The following information was sent to me by Baz (he didn't send a last name, so for now I'm assuming he is an eccentric rock star looking to change careers and become a web developer). As you know, or may not know, CFMX7 added a cool new function called isValid(). isValid lets you do all kinds of nice checking on strings. For example:

<cfif not isValid("email", form.email)>
<cfoutput>Enter a valid email address, you wanker!</cfoutput>
</cfif>
<cfif not isValid("ssn", form.ssn)>
<cfoutput>Yes, I know social security won't be around when
you retire, but you must still enter a valid SSN!</cfoutput>
</cfide>

The two examples above show logic that would have been possible only with complex regex checks in the past. As you can imagine, the style above is somewhat simpler.

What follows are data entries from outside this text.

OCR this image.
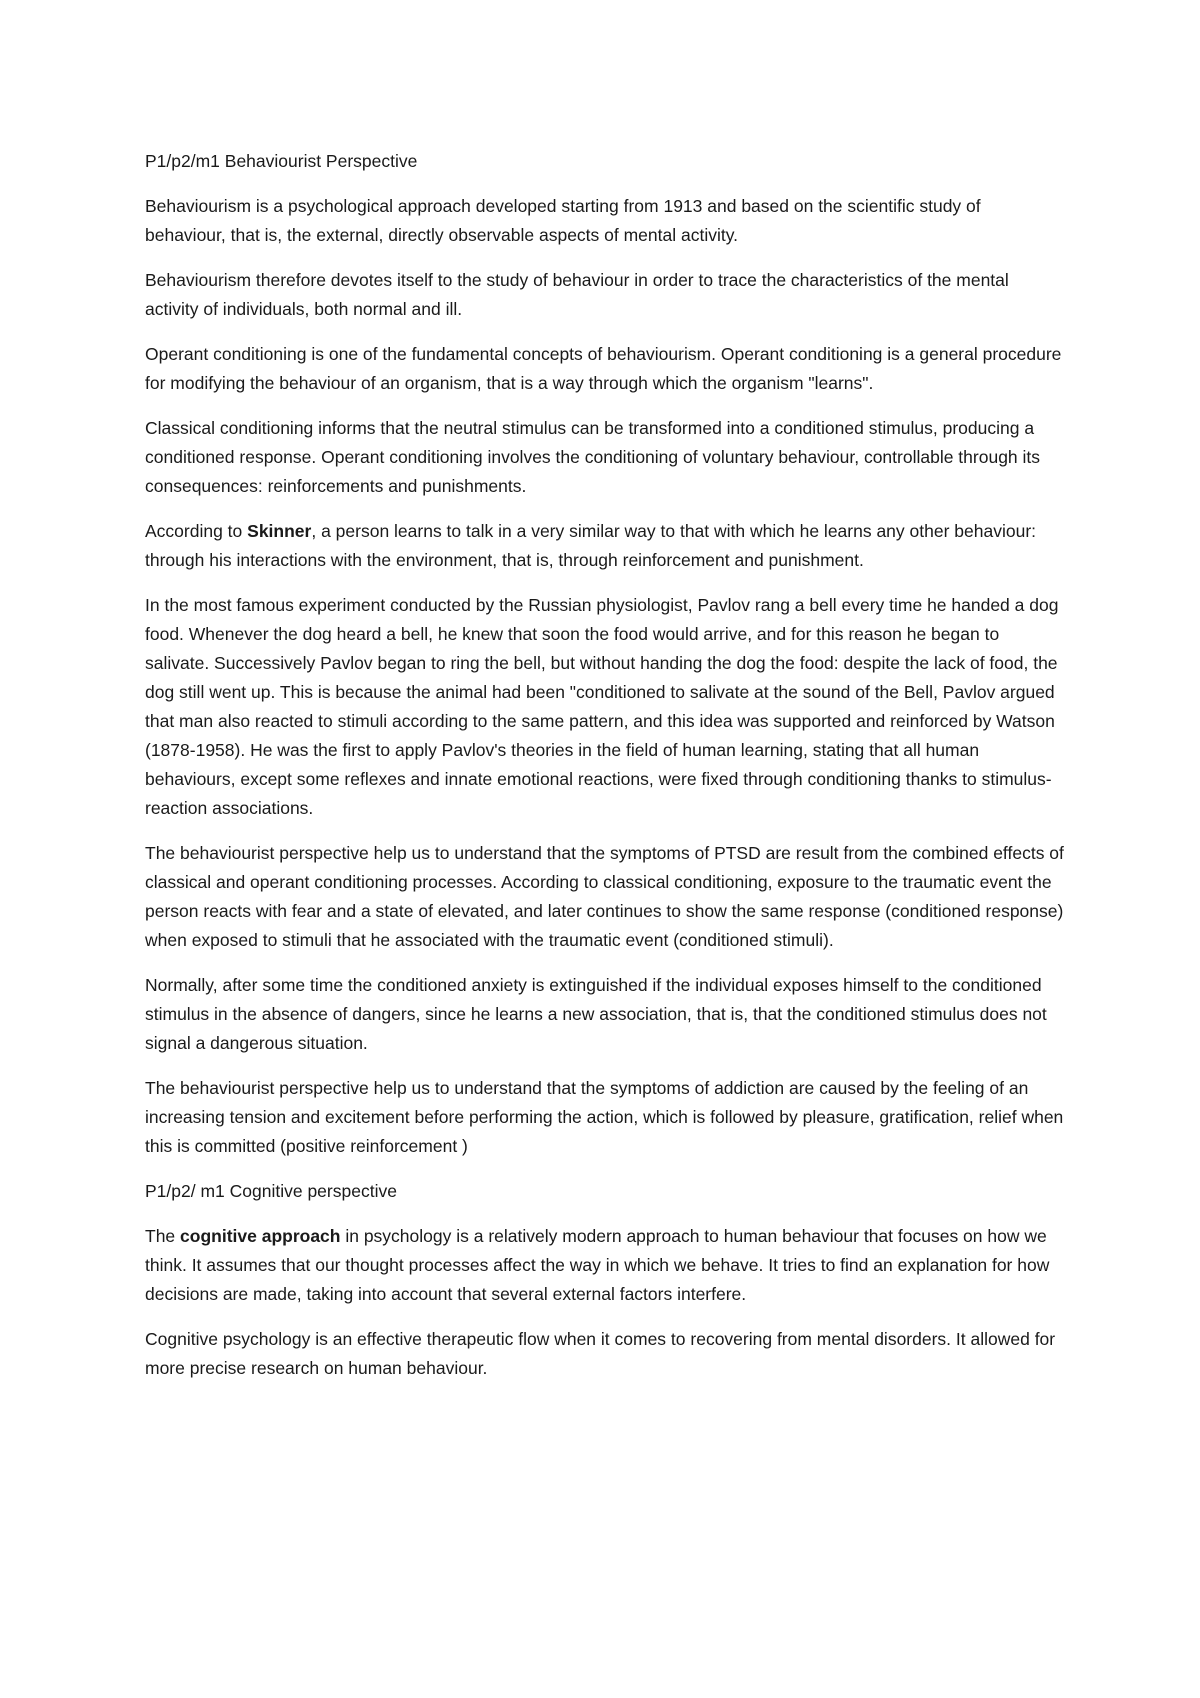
P1/p2/m1 Behaviourist Perspective

Behaviourism is a psychological approach developed starting from 1913 and based on the scientific study of behaviour, that is, the external, directly observable aspects of mental activity.

Behaviourism therefore devotes itself to the study of behaviour in order to trace the characteristics of the mental activity of individuals, both normal and ill.

Operant conditioning is one of the fundamental concepts of behaviourism. Operant conditioning is a general procedure for modifying the behaviour of an organism, that is a way through which the organism "learns".

Classical conditioning informs that the neutral stimulus can be transformed into a conditioned stimulus, producing a conditioned response. Operant conditioning involves the conditioning of voluntary behaviour, controllable through its consequences: reinforcements and punishments.

According to Skinner, a person learns to talk in a very similar way to that with which he learns any other behaviour: through his interactions with the environment, that is, through reinforcement and punishment.

In the most famous experiment conducted by the Russian physiologist, Pavlov rang a bell every time he handed a dog food. Whenever the dog heard a bell, he knew that soon the food would arrive, and for this reason he began to salivate. Successively Pavlov began to ring the bell, but without handing the dog the food: despite the lack of food, the dog still went up. This is because the animal had been "conditioned to salivate at the sound of the Bell, Pavlov argued that man also reacted to stimuli according to the same pattern, and this idea was supported and reinforced by Watson (1878-1958). He was the first to apply Pavlov's theories in the field of human learning, stating that all human behaviours, except some reflexes and innate emotional reactions, were fixed through conditioning thanks to stimulus-reaction associations.

The behaviourist perspective help us to understand that the symptoms of PTSD are result from the combined effects of classical and operant conditioning processes. According to classical conditioning, exposure to the traumatic event the person reacts with fear and a state of elevated, and later continues to show the same response (conditioned response) when exposed to stimuli that he associated with the traumatic event (conditioned stimuli).

Normally, after some time the conditioned anxiety is extinguished if the individual exposes himself to the conditioned stimulus in the absence of dangers, since he learns a new association, that is, that the conditioned stimulus does not signal a dangerous situation.

The behaviourist perspective help us to understand that the symptoms of addiction are caused by the feeling of an increasing tension and excitement before performing the action, which is followed by pleasure, gratification, relief when this is committed (positive reinforcement )

P1/p2/ m1 Cognitive perspective

The cognitive approach in psychology is a relatively modern approach to human behaviour that focuses on how we think. It assumes that our thought processes affect the way in which we behave. It tries to find an explanation for how decisions are made, taking into account that several external factors interfere.

Cognitive psychology is an effective therapeutic flow when it comes to recovering from mental disorders. It allowed for more precise research on human behaviour.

One of the isValid checks is for integers. An integer is a positive or negative whole number. So 42 is an integer, but 3.14159. What Baz discovered, however, was that the integer check was a bit too loose. Consider these four checks:

isValid("Integer","500,000")
isValid("Integer","500,0")
isValid("Integer","$500,000")
isValid("Integer","$500,000$")

Looking at the code above, I'd assume they would all return false. However - all four evaluate to true! Now - as we all know, ColdFusion is a bit loose when it comes to variables. That's part of the whole RAD aspect, and frankly I don't want to start a thread on that being good or not. That being said, I think both Baz and I agree that the assumption is that isValid would be more strict. It is certainly strict when doing a numeric check.

So if you do want to verify that a value is a proper integer, what do you do? I suggested a regex check:

isValid("regex", "101", "^-{0,1}[1-9]+[\d]*")

while Baz suggested a two-thronged approach:

isNumeric(OrderID) AND isValid("Integer",OrderID)

Personally, I like mine better, but who doesn't like their own code. Certainly the second one is probably a bit easier to read.

p.s. I've already logged a bug on this.